Since Lonesome Dove, the strongest and most revealing of his five books has been Some Can Whistle (1989). It featured a wealthy fiftyish writer, who is set up in eccentric isolation at a place like Idiot Ridge, beset with fears of self-parody, haunted but also assuaged by loves long past, bewitched by a young grandchild, annoyed by all this nagging talk about fatty diet and cholesterol. McMurtry had heart surgery last year, and the months of convalescence laid him low.
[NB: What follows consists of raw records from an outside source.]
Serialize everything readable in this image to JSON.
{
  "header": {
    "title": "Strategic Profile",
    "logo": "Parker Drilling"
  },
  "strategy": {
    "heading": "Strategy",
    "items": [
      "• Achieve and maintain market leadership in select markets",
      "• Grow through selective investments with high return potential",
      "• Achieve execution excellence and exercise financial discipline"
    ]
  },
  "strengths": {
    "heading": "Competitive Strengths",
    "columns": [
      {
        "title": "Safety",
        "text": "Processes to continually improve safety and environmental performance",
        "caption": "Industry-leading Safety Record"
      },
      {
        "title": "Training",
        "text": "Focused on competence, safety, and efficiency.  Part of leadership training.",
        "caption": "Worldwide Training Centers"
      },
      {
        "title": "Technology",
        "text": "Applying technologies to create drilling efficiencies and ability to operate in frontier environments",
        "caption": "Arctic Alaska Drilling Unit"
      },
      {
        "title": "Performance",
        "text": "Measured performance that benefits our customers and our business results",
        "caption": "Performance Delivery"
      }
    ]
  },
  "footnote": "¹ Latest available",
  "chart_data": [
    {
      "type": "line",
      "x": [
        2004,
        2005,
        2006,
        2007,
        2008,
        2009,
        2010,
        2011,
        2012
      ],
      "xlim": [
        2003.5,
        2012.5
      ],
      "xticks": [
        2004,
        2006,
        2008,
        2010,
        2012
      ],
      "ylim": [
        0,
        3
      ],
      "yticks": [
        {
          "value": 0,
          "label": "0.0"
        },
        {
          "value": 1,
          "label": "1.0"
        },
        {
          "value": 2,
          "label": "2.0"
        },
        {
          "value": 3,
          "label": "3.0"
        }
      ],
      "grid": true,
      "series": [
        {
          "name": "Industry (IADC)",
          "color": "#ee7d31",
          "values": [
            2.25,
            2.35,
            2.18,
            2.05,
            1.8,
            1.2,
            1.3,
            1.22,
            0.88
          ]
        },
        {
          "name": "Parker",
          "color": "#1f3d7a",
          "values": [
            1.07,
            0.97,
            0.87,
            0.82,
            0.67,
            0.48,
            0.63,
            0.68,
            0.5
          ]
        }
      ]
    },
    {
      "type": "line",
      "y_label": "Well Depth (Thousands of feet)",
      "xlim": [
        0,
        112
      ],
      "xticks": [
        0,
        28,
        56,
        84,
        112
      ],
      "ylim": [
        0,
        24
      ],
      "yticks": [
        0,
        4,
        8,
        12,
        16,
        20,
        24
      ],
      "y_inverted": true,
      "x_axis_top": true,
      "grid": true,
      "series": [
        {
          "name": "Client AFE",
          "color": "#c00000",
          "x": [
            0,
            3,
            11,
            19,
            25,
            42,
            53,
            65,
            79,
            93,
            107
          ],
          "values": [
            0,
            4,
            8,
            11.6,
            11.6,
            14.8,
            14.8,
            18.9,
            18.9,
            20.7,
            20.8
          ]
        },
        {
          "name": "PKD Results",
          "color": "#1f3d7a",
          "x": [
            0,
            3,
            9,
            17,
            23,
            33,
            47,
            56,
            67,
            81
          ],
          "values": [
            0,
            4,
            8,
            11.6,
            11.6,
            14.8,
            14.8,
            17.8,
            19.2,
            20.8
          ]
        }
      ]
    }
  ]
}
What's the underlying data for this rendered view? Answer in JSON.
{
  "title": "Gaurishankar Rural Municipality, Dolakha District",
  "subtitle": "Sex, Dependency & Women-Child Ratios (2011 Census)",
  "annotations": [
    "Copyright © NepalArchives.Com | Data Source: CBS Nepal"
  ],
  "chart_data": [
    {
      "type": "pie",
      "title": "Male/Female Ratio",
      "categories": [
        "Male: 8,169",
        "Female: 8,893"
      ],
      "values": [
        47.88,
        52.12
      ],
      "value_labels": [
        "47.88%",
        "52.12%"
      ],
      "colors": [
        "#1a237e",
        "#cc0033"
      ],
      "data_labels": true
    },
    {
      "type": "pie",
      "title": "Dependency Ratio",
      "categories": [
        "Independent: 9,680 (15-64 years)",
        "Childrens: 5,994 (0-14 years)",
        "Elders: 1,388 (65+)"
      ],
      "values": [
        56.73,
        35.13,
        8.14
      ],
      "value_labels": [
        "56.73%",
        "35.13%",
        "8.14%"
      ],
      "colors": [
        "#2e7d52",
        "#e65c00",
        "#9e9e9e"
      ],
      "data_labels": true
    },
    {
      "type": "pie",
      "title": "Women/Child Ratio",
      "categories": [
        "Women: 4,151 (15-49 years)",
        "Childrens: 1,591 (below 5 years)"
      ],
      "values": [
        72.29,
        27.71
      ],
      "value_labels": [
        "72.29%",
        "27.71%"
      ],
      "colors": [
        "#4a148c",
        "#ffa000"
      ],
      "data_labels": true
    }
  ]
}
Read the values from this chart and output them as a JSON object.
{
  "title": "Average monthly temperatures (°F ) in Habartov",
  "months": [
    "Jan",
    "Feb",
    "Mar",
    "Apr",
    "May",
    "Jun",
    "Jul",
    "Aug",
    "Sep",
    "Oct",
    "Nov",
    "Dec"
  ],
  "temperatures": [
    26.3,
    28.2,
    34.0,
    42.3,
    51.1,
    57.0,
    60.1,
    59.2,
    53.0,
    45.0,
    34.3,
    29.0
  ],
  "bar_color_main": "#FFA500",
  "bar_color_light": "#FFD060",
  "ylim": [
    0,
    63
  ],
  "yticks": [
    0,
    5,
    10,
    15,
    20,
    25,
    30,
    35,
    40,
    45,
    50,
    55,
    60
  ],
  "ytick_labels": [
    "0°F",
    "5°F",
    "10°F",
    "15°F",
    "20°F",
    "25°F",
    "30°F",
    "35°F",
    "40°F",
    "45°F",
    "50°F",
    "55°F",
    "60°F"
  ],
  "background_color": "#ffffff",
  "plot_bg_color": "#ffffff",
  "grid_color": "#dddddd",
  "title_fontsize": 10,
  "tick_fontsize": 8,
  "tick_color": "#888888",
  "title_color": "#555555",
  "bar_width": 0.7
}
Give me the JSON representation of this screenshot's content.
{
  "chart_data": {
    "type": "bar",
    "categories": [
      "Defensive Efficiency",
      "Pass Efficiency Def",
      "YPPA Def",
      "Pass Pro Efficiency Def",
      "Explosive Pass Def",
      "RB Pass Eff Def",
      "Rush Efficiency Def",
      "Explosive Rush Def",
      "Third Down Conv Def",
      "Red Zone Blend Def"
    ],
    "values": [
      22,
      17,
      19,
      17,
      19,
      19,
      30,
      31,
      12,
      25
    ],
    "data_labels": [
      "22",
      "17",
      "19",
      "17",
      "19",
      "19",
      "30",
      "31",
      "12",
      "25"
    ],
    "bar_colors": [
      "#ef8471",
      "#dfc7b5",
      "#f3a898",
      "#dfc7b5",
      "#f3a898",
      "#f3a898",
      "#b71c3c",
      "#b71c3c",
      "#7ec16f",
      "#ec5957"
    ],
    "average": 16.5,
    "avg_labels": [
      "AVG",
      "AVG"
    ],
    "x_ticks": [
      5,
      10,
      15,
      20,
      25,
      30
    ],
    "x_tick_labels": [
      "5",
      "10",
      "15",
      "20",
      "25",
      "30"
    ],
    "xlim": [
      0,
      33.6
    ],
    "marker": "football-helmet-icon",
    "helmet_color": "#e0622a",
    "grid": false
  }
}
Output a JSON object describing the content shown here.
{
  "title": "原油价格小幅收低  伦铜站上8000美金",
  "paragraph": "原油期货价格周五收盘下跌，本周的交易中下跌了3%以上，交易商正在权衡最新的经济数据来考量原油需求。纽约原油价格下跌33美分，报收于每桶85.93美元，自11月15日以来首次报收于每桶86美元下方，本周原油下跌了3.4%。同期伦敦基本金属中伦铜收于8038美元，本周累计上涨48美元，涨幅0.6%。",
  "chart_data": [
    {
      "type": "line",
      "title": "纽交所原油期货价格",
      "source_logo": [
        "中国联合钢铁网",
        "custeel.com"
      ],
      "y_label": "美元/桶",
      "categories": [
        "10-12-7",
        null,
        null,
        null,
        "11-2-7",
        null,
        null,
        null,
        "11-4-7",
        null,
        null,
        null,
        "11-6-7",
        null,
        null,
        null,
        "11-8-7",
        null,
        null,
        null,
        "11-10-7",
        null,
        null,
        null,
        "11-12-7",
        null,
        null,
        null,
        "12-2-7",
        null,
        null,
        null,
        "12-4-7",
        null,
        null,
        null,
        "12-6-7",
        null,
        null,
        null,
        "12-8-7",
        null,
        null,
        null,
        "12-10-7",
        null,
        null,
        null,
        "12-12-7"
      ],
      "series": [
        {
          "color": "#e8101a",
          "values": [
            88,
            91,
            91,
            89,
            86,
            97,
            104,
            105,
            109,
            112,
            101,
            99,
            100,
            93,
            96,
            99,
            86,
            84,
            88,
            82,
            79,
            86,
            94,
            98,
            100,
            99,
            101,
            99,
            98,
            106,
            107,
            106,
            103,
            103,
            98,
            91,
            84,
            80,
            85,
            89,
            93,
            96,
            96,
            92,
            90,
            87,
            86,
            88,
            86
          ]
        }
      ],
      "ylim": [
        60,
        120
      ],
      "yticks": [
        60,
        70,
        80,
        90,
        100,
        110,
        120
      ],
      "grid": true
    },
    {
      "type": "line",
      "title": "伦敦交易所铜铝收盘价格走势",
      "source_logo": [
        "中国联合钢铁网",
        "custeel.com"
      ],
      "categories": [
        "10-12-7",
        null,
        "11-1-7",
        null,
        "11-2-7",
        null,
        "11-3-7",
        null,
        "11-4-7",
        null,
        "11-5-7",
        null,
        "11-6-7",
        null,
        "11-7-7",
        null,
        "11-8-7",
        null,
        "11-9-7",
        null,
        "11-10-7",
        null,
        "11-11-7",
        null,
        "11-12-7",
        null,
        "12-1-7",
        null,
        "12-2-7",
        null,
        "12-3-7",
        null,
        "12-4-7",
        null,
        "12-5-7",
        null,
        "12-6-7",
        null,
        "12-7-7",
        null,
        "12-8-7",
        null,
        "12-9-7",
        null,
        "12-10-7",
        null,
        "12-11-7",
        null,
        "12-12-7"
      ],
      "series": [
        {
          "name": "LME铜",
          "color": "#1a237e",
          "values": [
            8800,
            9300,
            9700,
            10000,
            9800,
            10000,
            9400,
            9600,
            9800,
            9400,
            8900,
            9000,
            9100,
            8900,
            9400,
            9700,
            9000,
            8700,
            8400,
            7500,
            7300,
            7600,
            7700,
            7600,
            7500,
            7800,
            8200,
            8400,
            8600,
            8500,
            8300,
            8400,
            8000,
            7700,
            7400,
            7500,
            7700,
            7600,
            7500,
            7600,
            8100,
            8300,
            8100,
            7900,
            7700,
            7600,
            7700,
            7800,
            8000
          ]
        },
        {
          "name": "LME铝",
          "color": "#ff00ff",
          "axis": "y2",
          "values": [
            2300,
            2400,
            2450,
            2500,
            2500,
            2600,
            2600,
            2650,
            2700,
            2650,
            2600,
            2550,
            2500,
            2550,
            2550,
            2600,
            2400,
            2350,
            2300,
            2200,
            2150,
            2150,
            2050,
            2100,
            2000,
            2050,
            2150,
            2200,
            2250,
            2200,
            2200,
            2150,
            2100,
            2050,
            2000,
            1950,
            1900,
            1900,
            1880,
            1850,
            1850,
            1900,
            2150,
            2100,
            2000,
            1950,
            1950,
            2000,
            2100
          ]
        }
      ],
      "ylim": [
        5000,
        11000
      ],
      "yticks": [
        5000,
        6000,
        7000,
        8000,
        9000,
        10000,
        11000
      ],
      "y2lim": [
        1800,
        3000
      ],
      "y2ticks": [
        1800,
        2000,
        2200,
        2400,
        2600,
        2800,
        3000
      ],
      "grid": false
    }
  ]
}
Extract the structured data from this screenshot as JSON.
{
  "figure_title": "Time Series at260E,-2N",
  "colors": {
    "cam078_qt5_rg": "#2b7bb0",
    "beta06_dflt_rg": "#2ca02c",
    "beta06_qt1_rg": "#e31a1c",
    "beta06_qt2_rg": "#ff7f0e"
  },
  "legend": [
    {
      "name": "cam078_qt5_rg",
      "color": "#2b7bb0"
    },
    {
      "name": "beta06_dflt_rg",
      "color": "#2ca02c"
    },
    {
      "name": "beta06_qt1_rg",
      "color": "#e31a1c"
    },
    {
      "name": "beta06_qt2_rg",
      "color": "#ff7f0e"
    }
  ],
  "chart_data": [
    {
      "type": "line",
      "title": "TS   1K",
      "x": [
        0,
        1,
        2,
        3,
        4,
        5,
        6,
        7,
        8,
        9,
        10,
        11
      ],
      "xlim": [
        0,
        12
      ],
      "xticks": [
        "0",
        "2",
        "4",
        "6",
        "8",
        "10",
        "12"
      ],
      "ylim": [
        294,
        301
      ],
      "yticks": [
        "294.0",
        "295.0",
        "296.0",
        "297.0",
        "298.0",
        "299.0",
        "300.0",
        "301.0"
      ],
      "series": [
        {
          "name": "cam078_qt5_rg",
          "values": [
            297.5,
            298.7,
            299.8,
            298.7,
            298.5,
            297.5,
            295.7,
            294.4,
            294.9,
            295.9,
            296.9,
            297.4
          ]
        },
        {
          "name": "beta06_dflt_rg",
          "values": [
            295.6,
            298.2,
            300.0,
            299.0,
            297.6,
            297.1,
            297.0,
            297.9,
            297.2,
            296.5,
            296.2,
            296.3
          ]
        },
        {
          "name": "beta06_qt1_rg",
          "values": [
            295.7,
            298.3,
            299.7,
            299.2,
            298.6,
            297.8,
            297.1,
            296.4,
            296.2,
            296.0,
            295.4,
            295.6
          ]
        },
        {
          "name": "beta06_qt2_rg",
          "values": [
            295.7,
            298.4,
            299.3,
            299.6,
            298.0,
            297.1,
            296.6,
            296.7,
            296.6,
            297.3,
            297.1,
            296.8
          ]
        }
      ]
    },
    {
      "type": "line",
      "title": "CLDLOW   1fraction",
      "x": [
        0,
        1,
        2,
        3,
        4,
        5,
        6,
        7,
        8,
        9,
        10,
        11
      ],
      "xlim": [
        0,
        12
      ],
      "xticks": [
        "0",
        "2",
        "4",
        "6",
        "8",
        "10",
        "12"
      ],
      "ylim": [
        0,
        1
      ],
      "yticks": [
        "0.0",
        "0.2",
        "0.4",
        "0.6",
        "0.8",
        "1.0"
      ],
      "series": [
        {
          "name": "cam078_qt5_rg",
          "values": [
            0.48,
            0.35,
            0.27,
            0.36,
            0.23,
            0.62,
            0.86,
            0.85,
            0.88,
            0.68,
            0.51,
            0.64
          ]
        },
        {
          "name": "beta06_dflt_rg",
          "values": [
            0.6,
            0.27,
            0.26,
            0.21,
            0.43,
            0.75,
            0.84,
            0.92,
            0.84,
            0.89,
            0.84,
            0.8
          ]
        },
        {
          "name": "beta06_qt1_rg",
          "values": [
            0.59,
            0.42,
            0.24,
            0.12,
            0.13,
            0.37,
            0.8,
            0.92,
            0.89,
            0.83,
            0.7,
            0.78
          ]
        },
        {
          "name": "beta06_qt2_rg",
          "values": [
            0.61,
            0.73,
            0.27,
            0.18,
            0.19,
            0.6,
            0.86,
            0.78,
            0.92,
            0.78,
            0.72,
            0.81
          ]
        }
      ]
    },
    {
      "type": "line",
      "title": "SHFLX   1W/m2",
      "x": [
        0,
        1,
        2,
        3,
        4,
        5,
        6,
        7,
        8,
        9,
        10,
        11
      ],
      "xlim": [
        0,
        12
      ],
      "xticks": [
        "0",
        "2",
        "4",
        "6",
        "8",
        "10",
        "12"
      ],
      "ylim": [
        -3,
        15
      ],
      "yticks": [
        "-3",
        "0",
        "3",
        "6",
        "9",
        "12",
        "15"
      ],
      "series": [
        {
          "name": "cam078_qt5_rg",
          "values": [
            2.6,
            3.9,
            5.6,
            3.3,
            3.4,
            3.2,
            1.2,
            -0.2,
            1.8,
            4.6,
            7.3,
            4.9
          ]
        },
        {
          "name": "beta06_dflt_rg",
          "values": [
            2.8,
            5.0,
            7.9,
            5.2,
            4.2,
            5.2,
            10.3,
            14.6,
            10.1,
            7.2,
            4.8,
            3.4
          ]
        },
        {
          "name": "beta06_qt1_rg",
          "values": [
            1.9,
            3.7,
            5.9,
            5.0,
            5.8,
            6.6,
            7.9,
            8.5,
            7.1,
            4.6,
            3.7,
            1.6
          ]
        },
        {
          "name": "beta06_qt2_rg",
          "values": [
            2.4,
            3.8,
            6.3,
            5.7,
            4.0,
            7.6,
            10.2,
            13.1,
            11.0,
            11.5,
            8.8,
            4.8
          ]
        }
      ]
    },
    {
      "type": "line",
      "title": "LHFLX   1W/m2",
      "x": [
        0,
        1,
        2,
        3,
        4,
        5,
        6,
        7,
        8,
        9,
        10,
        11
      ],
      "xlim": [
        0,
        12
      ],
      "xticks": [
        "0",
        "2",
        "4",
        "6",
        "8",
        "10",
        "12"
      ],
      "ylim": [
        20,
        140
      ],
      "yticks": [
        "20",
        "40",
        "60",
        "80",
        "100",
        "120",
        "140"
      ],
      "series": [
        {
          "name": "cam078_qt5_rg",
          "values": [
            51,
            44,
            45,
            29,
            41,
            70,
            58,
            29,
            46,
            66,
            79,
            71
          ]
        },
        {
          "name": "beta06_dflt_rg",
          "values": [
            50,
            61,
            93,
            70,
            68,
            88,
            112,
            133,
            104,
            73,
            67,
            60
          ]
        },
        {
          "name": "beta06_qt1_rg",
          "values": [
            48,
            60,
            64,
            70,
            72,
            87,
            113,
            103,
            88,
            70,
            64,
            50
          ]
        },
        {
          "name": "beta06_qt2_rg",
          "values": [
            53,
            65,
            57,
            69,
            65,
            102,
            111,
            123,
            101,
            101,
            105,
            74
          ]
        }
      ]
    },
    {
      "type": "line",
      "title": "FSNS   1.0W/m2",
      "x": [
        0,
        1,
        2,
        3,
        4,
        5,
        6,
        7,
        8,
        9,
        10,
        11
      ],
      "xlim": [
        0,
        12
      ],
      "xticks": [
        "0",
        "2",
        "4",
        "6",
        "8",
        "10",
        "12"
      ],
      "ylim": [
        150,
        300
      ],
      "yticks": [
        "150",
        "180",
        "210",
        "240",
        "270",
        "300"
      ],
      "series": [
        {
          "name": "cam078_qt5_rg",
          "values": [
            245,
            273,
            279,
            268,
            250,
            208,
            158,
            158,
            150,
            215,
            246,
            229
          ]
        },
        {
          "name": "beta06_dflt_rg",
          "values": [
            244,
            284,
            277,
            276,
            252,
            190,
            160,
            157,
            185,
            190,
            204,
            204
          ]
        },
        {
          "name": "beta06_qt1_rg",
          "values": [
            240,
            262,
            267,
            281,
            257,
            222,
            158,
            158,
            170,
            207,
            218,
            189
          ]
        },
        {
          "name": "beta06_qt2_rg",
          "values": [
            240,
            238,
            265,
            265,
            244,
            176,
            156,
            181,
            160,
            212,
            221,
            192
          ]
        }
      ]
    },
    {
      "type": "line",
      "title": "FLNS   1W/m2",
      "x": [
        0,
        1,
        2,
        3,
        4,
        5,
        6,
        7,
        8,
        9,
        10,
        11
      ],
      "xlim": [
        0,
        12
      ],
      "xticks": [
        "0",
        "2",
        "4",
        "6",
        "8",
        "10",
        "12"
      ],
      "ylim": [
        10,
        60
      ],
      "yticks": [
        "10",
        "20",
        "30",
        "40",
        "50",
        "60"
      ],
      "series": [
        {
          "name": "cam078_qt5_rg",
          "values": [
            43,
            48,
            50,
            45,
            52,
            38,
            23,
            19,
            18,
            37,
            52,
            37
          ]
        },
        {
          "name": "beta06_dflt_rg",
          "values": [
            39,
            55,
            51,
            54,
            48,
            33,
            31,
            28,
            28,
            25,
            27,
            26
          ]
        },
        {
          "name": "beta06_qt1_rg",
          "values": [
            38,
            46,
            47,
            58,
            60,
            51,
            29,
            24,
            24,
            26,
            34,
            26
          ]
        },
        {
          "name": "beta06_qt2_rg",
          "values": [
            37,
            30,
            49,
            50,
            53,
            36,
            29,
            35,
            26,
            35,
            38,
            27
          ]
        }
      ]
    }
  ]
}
A couple who retired to Archer City from the oil patch run a nice little restaurant called the Cottage Tea and Antiques; they still send over covered dishes, making sure he eats right.

The restored mansion is filled with one-piece furniture and endless shelves of books. Also there’s a “bone room” of ani­mal skulls, femurs, a table made from bones—they came, perforce, with a book collection acquired in Philadelphia. He dislikes air conditioning, which he calls “homogenized air.” His powers of con­centration are legendary; friends recall him hard at work, getting in his daily five pages, with an infant son balanced on his knee. Now he finds himself drawn to sto­ries about people who are getting on in years. Cranky sequels, discoveries anew. Golf balls clear the privacy fence from time to time, ricochet off the roof, roll across the lawn. When McMurtry’s work­ing well, he probably doesn’t notice.